A strong 7.1-magnitude earthquake struck late Saturday off the eastern coast of Japan but no tsunami warning was issued, Japanese authorities said.
The quake produced powerful shaking along parts of Japan's eastern coast, and was felt strongly in Tokyo.
Kyodo news agency reported at least four people injured in the quake, but gave no further details. There were no immediate reports of significant damage.
Japan's meteorological agency said the quake hit at 11.08pm (1408GMT) at a depth of 60 kilometres (37 miles) in the Pacific, off Fukushima -- near the epicentre of a 2011 killer quake which triggered a towering tsunami and killed more than 18,000.
Saturday's quake was followed by aftershocks, including a 4.7 magnitude jolt, JMA said.
The government said around 950,000 homes lost power throughout the affected region.
Fukushima nuclear plant operator TEPCO said in a tweet it was checking on the status of the facility, which melted down in the wake of the 2011 tsunami.
Prime minister Yoshihide Suga was called to his office, and broadcaster NHK said the government would set up a special liaison office to coordinate with affected regions.
Chief cabinet secretary Katsunobu Kato addressed reporters after midnight and said evaluations were under way.
"As far as damage, casualties and structural damage are being assessed," he said, adding that sections of the bullet train had been suspended due to power outages.
"Surveys are being done at Fukushima Daiichi nuclear plant," he said.
"We have received reports that Onagawa nuclear plant and Fukushima Daichi nuclear plant are not showing any abnormality," he added.

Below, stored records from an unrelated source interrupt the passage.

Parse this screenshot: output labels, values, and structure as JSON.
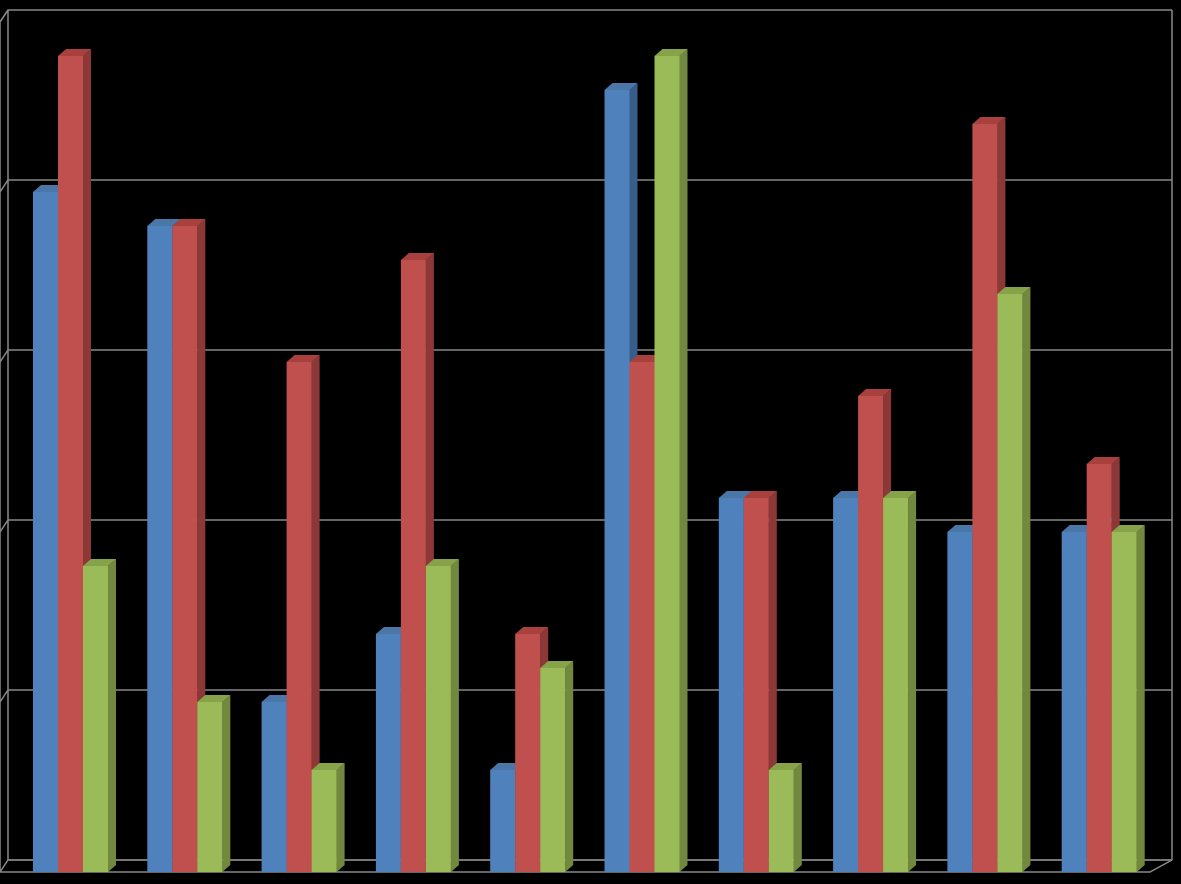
{
  "chart_data": {
    "type": "bar3d",
    "series": [
      {
        "color": "#4f81bd",
        "side": "#385d8a",
        "top": "#4a76a8",
        "values": [
          4.0,
          3.8,
          1.0,
          1.4,
          0.6,
          4.6,
          2.2,
          2.2,
          2.0,
          2.0
        ]
      },
      {
        "color": "#c0504d",
        "side": "#8c3836",
        "top": "#a8413e",
        "values": [
          4.8,
          3.8,
          3.0,
          3.6,
          1.4,
          3.0,
          2.2,
          2.8,
          4.4,
          2.4
        ]
      },
      {
        "color": "#9bbb59",
        "side": "#71893f",
        "top": "#86a34a",
        "values": [
          1.8,
          1.0,
          0.6,
          1.8,
          1.2,
          4.8,
          0.6,
          2.2,
          3.4,
          2.0
        ]
      }
    ],
    "ylim": [
      0,
      5
    ],
    "yticks": [
      0,
      1,
      2,
      3,
      4,
      5
    ],
    "grid": true
  }
}
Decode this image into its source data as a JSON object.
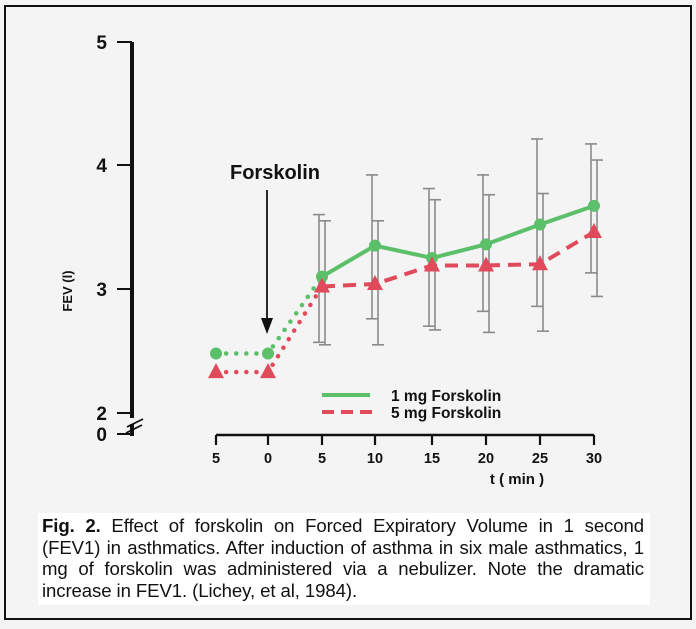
{
  "chart_data": {
    "type": "line",
    "title": "",
    "xlabel": "t ( min )",
    "ylabel": "FEV (l)",
    "x_ticks": [
      "5",
      "0",
      "5",
      "10",
      "15",
      "20",
      "25",
      "30"
    ],
    "x": [
      -5,
      0,
      5,
      10,
      15,
      20,
      25,
      30
    ],
    "y_ticks": [
      "0",
      "2",
      "3",
      "4",
      "5"
    ],
    "ylim": [
      2,
      5
    ],
    "y_axis_break": true,
    "grid": false,
    "legend_position": "lower-center",
    "annotations": [
      {
        "text": "Forskolin",
        "type": "arrow",
        "x": 0
      }
    ],
    "series": [
      {
        "name": "1 mg Forskolin",
        "color": "#5cbf6a",
        "marker": "circle",
        "line_style": "solid (dotted for baseline segment -5 to 5)",
        "values": [
          2.48,
          2.48,
          3.1,
          3.35,
          3.25,
          3.36,
          3.52,
          3.67
        ],
        "error_upper": [
          null,
          null,
          3.6,
          3.92,
          3.81,
          3.92,
          4.21,
          4.17
        ],
        "error_lower": [
          null,
          null,
          2.57,
          2.76,
          2.7,
          2.82,
          2.86,
          3.13
        ]
      },
      {
        "name": "5 mg Forskolin",
        "color": "#e04a5b",
        "marker": "triangle",
        "line_style": "dashed (dotted for baseline segment -5 to 5)",
        "values": [
          2.33,
          2.33,
          3.02,
          3.04,
          3.19,
          3.19,
          3.2,
          3.46
        ],
        "error_upper": [
          null,
          null,
          3.55,
          3.55,
          3.72,
          3.76,
          3.77,
          4.04
        ],
        "error_lower": [
          null,
          null,
          2.55,
          2.55,
          2.67,
          2.65,
          2.66,
          2.94
        ]
      }
    ]
  },
  "figure": {
    "annotation_label": "Forskolin",
    "ylabel": "FEV (l)",
    "xlabel": "t ( min )",
    "legend": [
      {
        "label": "1 mg Forskolin"
      },
      {
        "label": "5 mg Forskolin"
      }
    ]
  },
  "caption": {
    "label": "Fig. 2.",
    "text": " Effect of forskolin on Forced Expiratory Volume in 1 second (FEV1) in asthmatics.  After induction of asthma in six male asthmatics, 1 mg of forskolin was administered via a nebulizer. Note the dramatic increase in FEV1.  (Lichey, et al, 1984)."
  }
}
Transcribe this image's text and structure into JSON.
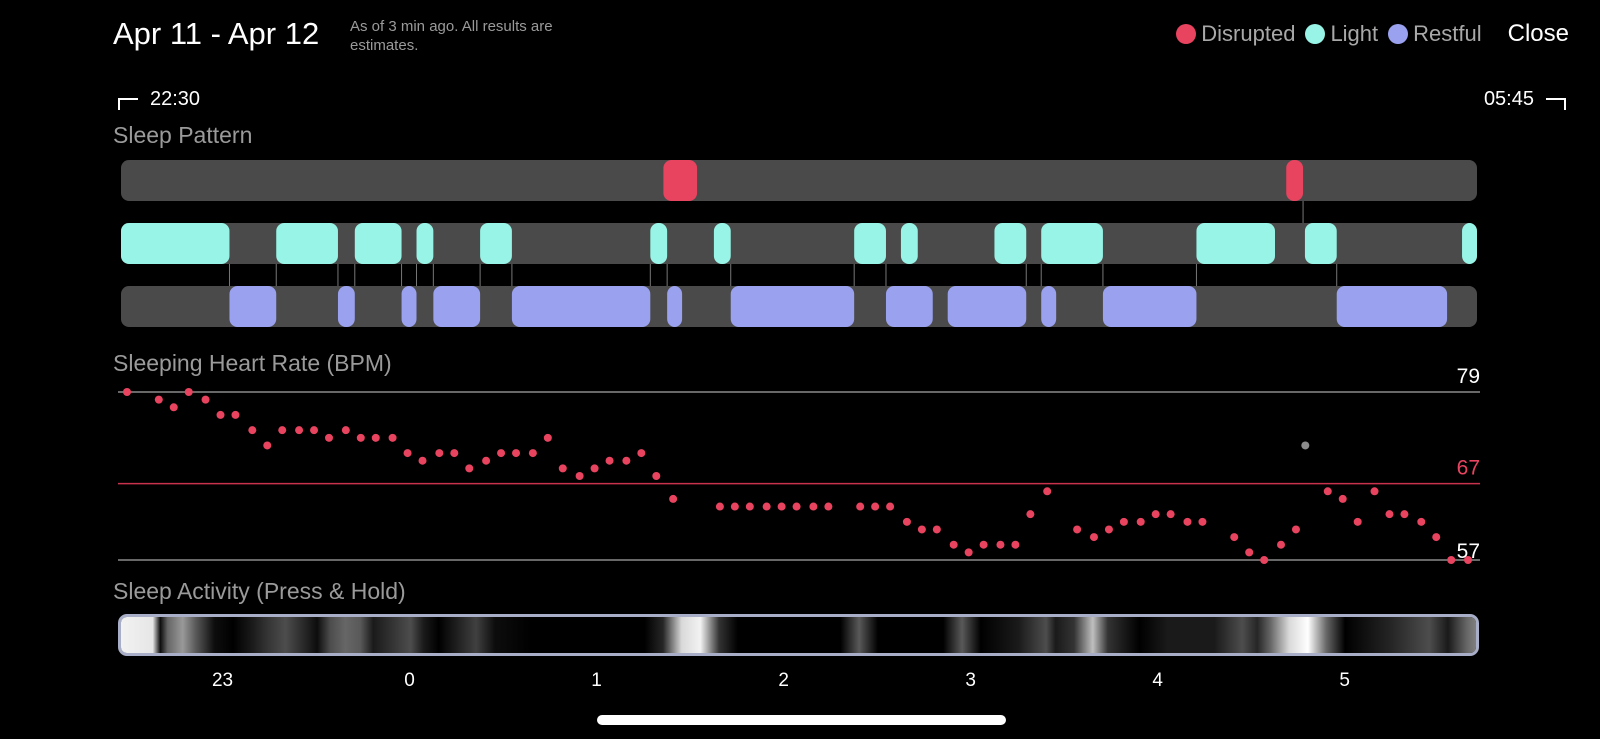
{
  "header": {
    "title": "Apr 11 - Apr 12",
    "subtitle": "As of 3 min ago. All results are estimates.",
    "close_label": "Close"
  },
  "legend": [
    {
      "label": "Disrupted",
      "color": "#e8435f"
    },
    {
      "label": "Light",
      "color": "#97f4e6"
    },
    {
      "label": "Restful",
      "color": "#9aa1ee"
    }
  ],
  "time_range": {
    "start": "22:30",
    "end": "05:45"
  },
  "sections": {
    "sleep_pattern": "Sleep Pattern",
    "heart_rate": "Sleeping Heart Rate (BPM)",
    "sleep_activity": "Sleep Activity (Press & Hold)"
  },
  "colors": {
    "disrupted": "#e8435f",
    "light": "#97f4e6",
    "restful": "#9aa1ee",
    "track": "#4a4a4a",
    "average_line": "#c9324c",
    "outlier_point": "#8c8c8c"
  },
  "chart_data": [
    {
      "type": "timeline",
      "x_range_hours": [
        -1.5,
        5.75
      ],
      "rows": [
        {
          "name": "Disrupted",
          "segments": [
            [
              1.4,
              1.58
            ],
            [
              4.73,
              4.82
            ]
          ]
        },
        {
          "name": "Light",
          "segments": [
            [
              -1.5,
              -0.92
            ],
            [
              -0.67,
              -0.34
            ],
            [
              -0.25,
              0.0
            ],
            [
              0.08,
              0.17
            ],
            [
              0.42,
              0.59
            ],
            [
              1.33,
              1.42
            ],
            [
              1.67,
              1.76
            ],
            [
              2.42,
              2.59
            ],
            [
              2.67,
              2.76
            ],
            [
              3.17,
              3.34
            ],
            [
              3.42,
              3.75
            ],
            [
              4.25,
              4.67
            ],
            [
              4.83,
              5.0
            ],
            [
              5.67,
              5.75
            ]
          ]
        },
        {
          "name": "Restful",
          "segments": [
            [
              -0.92,
              -0.67
            ],
            [
              -0.34,
              -0.25
            ],
            [
              0.0,
              0.08
            ],
            [
              0.17,
              0.42
            ],
            [
              0.59,
              1.33
            ],
            [
              1.42,
              1.5
            ],
            [
              1.76,
              2.42
            ],
            [
              2.59,
              2.84
            ],
            [
              2.92,
              3.34
            ],
            [
              3.42,
              3.5
            ],
            [
              3.75,
              4.25
            ],
            [
              5.0,
              5.59
            ]
          ]
        }
      ]
    },
    {
      "type": "scatter",
      "title": "Sleeping Heart Rate (BPM)",
      "ylim": [
        57,
        79
      ],
      "y_ticks": [
        79,
        57
      ],
      "average": 67,
      "x": [
        -1.5,
        -1.33,
        -1.25,
        -1.17,
        -1.08,
        -1.0,
        -0.92,
        -0.83,
        -0.75,
        -0.67,
        -0.58,
        -0.5,
        -0.42,
        -0.33,
        -0.25,
        -0.17,
        -0.08,
        0.0,
        0.08,
        0.17,
        0.25,
        0.33,
        0.42,
        0.5,
        0.58,
        0.67,
        0.75,
        0.83,
        0.92,
        1.0,
        1.08,
        1.17,
        1.25,
        1.33,
        1.42,
        1.67,
        1.75,
        1.83,
        1.92,
        2.0,
        2.08,
        2.17,
        2.25,
        2.42,
        2.5,
        2.58,
        2.67,
        2.75,
        2.83,
        2.92,
        3.0,
        3.08,
        3.17,
        3.25,
        3.33,
        3.42,
        3.58,
        3.67,
        3.75,
        3.83,
        3.92,
        4.0,
        4.08,
        4.17,
        4.25,
        4.42,
        4.5,
        4.58,
        4.67,
        4.75,
        4.92,
        5.0,
        5.08,
        5.17,
        5.25,
        5.33,
        5.42,
        5.5,
        5.58,
        5.67
      ],
      "values": [
        79,
        78,
        77,
        79,
        78,
        76,
        76,
        74,
        72,
        74,
        74,
        74,
        73,
        74,
        73,
        73,
        73,
        71,
        70,
        71,
        71,
        69,
        70,
        71,
        71,
        71,
        73,
        69,
        68,
        69,
        70,
        70,
        71,
        68,
        65,
        64,
        64,
        64,
        64,
        64,
        64,
        64,
        64,
        64,
        64,
        64,
        62,
        61,
        61,
        59,
        58,
        59,
        59,
        59,
        63,
        66,
        61,
        60,
        61,
        62,
        62,
        63,
        63,
        62,
        62,
        60,
        58,
        57,
        59,
        61,
        66,
        65,
        62,
        66,
        63,
        63,
        62,
        60,
        57,
        57
      ],
      "outliers": [
        {
          "x": 4.8,
          "value": 72
        }
      ]
    }
  ],
  "activity": {
    "ticks": [
      "23",
      "0",
      "1",
      "2",
      "3",
      "4",
      "5"
    ],
    "tick_hours": [
      -1.0,
      0.0,
      1.0,
      2.0,
      3.0,
      4.0,
      5.0
    ],
    "intensity_stops": [
      [
        -1.5,
        0.95
      ],
      [
        -1.33,
        0.9
      ],
      [
        -1.29,
        0.05
      ],
      [
        -1.25,
        0.4
      ],
      [
        -1.17,
        0.6
      ],
      [
        -1.1,
        0.35
      ],
      [
        -1.0,
        0.05
      ],
      [
        -0.9,
        0.0
      ],
      [
        -0.8,
        0.1
      ],
      [
        -0.72,
        0.2
      ],
      [
        -0.62,
        0.3
      ],
      [
        -0.55,
        0.2
      ],
      [
        -0.45,
        0.05
      ],
      [
        -0.38,
        0.3
      ],
      [
        -0.3,
        0.4
      ],
      [
        -0.22,
        0.35
      ],
      [
        -0.15,
        0.1
      ],
      [
        -0.05,
        0.2
      ],
      [
        0.05,
        0.3
      ],
      [
        0.12,
        0.1
      ],
      [
        0.2,
        0.0
      ],
      [
        0.4,
        0.25
      ],
      [
        0.5,
        0.05
      ],
      [
        0.7,
        0.0
      ],
      [
        1.3,
        0.0
      ],
      [
        1.4,
        0.15
      ],
      [
        1.5,
        0.85
      ],
      [
        1.6,
        0.95
      ],
      [
        1.7,
        0.2
      ],
      [
        1.8,
        0.0
      ],
      [
        2.35,
        0.0
      ],
      [
        2.45,
        0.35
      ],
      [
        2.55,
        0.0
      ],
      [
        2.9,
        0.0
      ],
      [
        3.0,
        0.35
      ],
      [
        3.1,
        0.0
      ],
      [
        3.3,
        0.1
      ],
      [
        3.45,
        0.3
      ],
      [
        3.5,
        0.1
      ],
      [
        3.6,
        0.2
      ],
      [
        3.7,
        0.75
      ],
      [
        3.78,
        0.2
      ],
      [
        3.95,
        0.0
      ],
      [
        4.1,
        0.1
      ],
      [
        4.35,
        0.1
      ],
      [
        4.5,
        0.3
      ],
      [
        4.58,
        0.15
      ],
      [
        4.65,
        0.4
      ],
      [
        4.75,
        0.85
      ],
      [
        4.85,
        1.0
      ],
      [
        4.95,
        0.4
      ],
      [
        5.05,
        0.0
      ],
      [
        5.3,
        0.15
      ],
      [
        5.5,
        0.3
      ],
      [
        5.6,
        0.1
      ],
      [
        5.7,
        0.4
      ],
      [
        5.75,
        0.5
      ]
    ]
  }
}
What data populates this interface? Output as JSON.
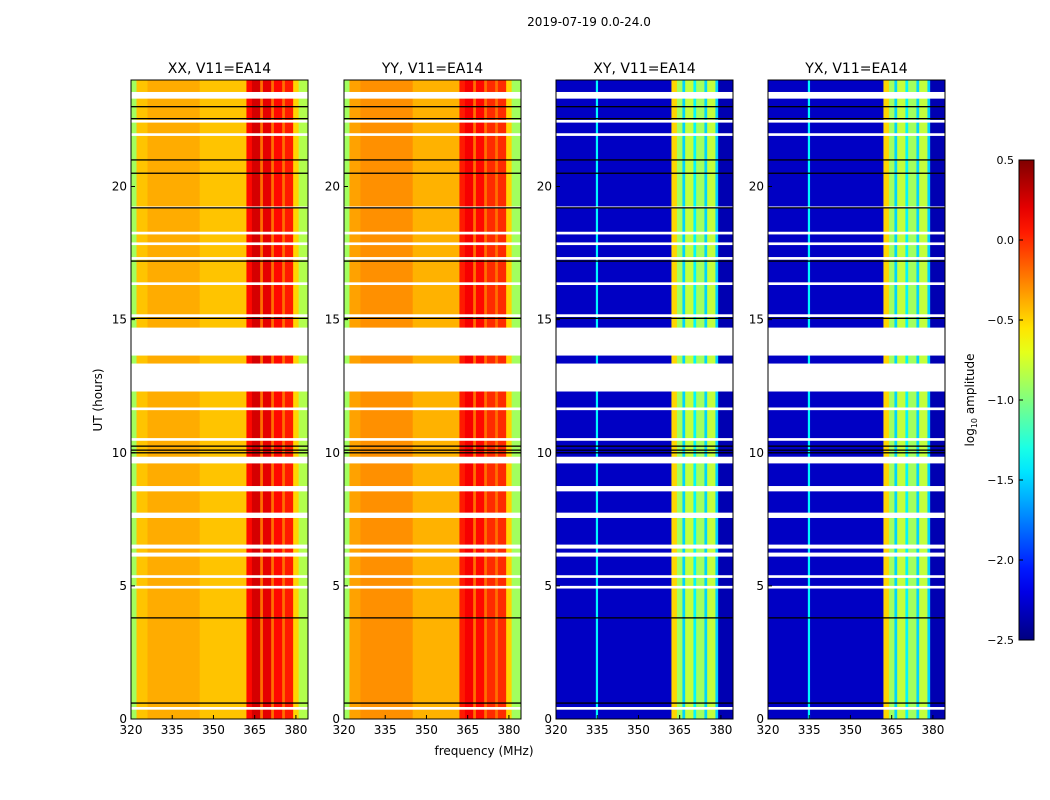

Images shown online and posted on social media showed broken glass at a shop and items spilled off the shelves at a supermarket.
Renowned author Yu Miri, who lives in Fukushima's Minamisoma city, tweeted a photo of her home, showing books, pot plants and bookcases strewn across the floor.
"My house in Odaka, Minamisoma city is all messed up," she wrote.
The US Geological Survey registered the quake as magnitude 7.0 at a depth of 54 kilometres.
Japan sits on the Pacific "Ring of Fire", an arc of intense seismic activity that stretches through Southeast Asia and across the Pacific basin.
The country is regularly hit by quakes, and has strict construction regulations intended to ensure buildings can withstand strong tremors.
In September 2018, a powerful 6.6-magnitude quake rocked Hokkaido, triggering landslides, collapsing houses and killing more than 40.